Ja, ich interessiere mich sehr für die Geschichte des texanischen BBQ und seine Entwicklung. Vor ein paar Jahren reiste ich nach Texas zum Camp Brisket, bei dem Pitmasters aus dem ganzen Bundesstaat zusammenkommen, um ihre Geheimnisse und Techniken zu teilen. Wir trafen BBQ-Legenden wie Tootsie Tomanetz, die 87 Jahre alte Pitmasterin von Snows BBQ, die als Queen of Texas BBQ bekannt ist [und in der Netflix-Serie «Chef's Table» porträtiert wurde]. Aaron Franklin, ein mit dem James-Beard-Award ausgezeichneter Pitmaster, der die texanische BBQ-Szene mit der Gründung der neuen Craft-BBQ-Bewegung revolutioniert hat.
Du bist soeben aus Austin zurück. Was gab es dort zu bestaunen?
Auf unserer jüngsten Reise haben wir eine Reihe von BBQ-Lokalen besucht und dabei Klassiker wie Louie Muellers BBQ in Taylor TX gesehen, das seit 1946 besteht. Ein echtes Highlight war Valentina's Tex-Mex BBQ, das das texanische BBQ mit mexikanischem Flair und aussergewöhnlichen Aromen aus Mesquite-Holz kombiniert.
Nun, die Erfahrung eines dieser altehrwürdigen Pitmaster kann man sich ja nicht so schnell aneignen.
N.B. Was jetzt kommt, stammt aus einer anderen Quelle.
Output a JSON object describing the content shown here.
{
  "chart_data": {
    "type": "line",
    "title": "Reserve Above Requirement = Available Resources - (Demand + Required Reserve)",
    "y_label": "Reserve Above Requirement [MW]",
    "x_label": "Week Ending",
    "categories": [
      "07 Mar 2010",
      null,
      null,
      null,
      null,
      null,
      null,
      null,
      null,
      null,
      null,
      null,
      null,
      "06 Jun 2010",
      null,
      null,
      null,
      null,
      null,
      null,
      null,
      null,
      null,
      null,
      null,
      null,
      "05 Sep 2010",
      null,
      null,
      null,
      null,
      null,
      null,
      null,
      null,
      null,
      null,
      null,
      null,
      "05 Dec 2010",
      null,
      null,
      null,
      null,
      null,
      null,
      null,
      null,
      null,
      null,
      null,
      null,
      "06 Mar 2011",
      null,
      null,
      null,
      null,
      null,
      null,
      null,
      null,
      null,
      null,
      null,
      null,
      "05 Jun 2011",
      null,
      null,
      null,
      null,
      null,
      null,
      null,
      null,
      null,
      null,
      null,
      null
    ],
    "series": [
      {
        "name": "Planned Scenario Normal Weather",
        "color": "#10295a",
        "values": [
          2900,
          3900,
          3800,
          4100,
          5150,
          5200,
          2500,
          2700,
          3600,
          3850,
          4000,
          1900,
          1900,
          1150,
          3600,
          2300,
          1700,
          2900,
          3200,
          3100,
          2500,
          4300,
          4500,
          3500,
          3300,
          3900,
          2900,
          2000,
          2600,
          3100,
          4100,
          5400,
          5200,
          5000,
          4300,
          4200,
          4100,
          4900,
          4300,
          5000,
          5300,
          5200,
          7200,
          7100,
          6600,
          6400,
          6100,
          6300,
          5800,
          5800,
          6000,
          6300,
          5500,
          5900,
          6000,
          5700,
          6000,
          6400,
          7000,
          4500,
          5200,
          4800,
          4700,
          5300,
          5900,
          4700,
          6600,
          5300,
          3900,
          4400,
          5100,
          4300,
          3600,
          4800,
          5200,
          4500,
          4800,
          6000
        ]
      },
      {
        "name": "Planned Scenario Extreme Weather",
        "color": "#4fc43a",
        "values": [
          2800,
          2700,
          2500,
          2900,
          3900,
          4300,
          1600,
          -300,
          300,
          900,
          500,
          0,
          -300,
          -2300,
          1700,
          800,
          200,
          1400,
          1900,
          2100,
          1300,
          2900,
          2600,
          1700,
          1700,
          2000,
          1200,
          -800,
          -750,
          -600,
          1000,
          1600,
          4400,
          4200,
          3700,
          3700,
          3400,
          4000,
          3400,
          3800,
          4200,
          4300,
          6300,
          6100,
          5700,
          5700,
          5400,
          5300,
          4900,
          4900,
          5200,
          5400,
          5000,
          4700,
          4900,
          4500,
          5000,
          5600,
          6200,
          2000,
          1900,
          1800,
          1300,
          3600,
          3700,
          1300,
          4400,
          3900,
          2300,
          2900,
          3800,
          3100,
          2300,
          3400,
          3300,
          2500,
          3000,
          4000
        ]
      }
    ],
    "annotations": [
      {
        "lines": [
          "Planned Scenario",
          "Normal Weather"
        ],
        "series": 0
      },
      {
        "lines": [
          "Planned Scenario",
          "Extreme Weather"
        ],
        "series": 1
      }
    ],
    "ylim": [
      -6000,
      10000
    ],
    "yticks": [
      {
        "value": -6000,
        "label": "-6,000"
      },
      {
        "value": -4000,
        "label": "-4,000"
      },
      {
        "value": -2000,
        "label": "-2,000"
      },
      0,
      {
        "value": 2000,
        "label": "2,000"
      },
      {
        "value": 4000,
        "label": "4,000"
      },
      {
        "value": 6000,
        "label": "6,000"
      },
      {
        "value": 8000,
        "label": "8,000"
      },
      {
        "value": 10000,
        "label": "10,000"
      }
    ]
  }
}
Sollte man sich aber trotzdem mal selbst an BBQ versuchen? Wenn ich's richtig sehe, sind die einzigen Voraussetzungen ein Minimum an Aussenplatz und ein Minimum an Geduld. Alles andere – Smoker, Fleisch, Utensilien, Erklärvideos, Rezeptbücher usw. – findet man im Netz.
Ja, es ist ein Handwerk, das mit Zeit und Erfahrung verfeinert wird. Einfaches Essen, das etwas komplizierte Techniken erfordert, um grossartige Ergebnisse zu erzielen. Auch wenn die Aussicht, 12 Stunden lang zu kochen, etwas entmutigend erscheint, ist das Endergebnis sehr lohnend. Es liegt an euch, dies zu meistern ... so set forth and SMOKE.